I rarely prepare a meal without a phone call (or two, or more) to my mom to make sure I have the proper ingredients, or the right kind of pan, or to see if I set the oven to the proper temperature.

My mom’s a really talented cook. She has a number of amazing dishes, including her chicken parmigiana. Christmas Eve isn’t Christmas Eve without her homemade pizza. I used to think she could open a shop just to sell that pizza. I’m most impressed by the fact that cooking for my mom is more about feel than it is about following a recipe. She has a number of well-worn cookbooks, but whenever she’s helping me over the phone she’s telling me about what she has learned from her experiences rather than a list of directions.

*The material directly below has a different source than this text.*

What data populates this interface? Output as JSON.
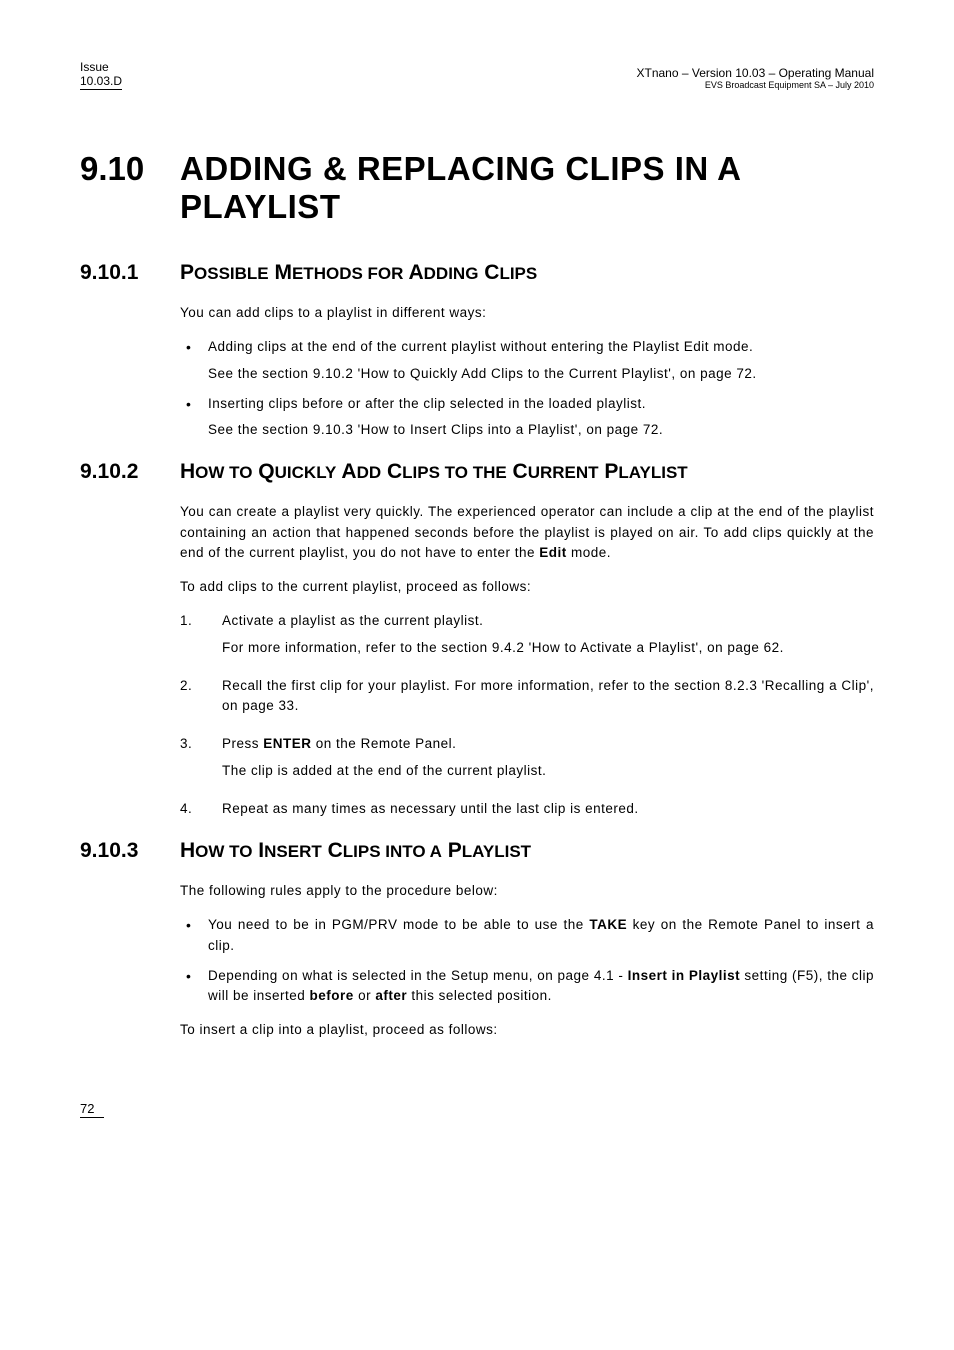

The same is true for the kind of parent my mom is to me and my two siblings. As I raise three of my own children, I find that sometimes you have to veer away from the printed advice and rely on what you know. And what I know comes from my mom.

It’s hard for me, on days when I want some time to myself and I’m feeling a little selfish around my kids, to think back to how selfless my mom was with the three of us when we were growing up. I’m sure there were bad days for her. There had to be days when she wanted some time for herself. But, if they existed at all, those days were few and far between. She was always “on,” chauffeuring us from activity to activity or doing countless loads of laundry or giving us exactly what we needed. (Even when we were surly teens unwilling to express exactly what we needed, and she was forced to add “mind reader” to her considerable list of talents.)

I have the typical parent-child interactions with my kids now, and I sometimes think, “I probably deserve this based on the kind of kid I was.” But more often, after I’ve gone through something with one of my children, I think, “I should have handled that better. Like Mom would have.” I often find myself reflecting upon just how good a mom she was and is—and how “grandma” is a role she was born to play. She sets a high standard…and not just when it comes to cooking.

I think if you left me in a room with some eggs, bread crumbs, cheese, sauce and chicken, I’d figure out how to make some chicken parmigiana.

But I sure am glad I’ve had my mom to help guide me towards a product that’s even a fraction as good as hers.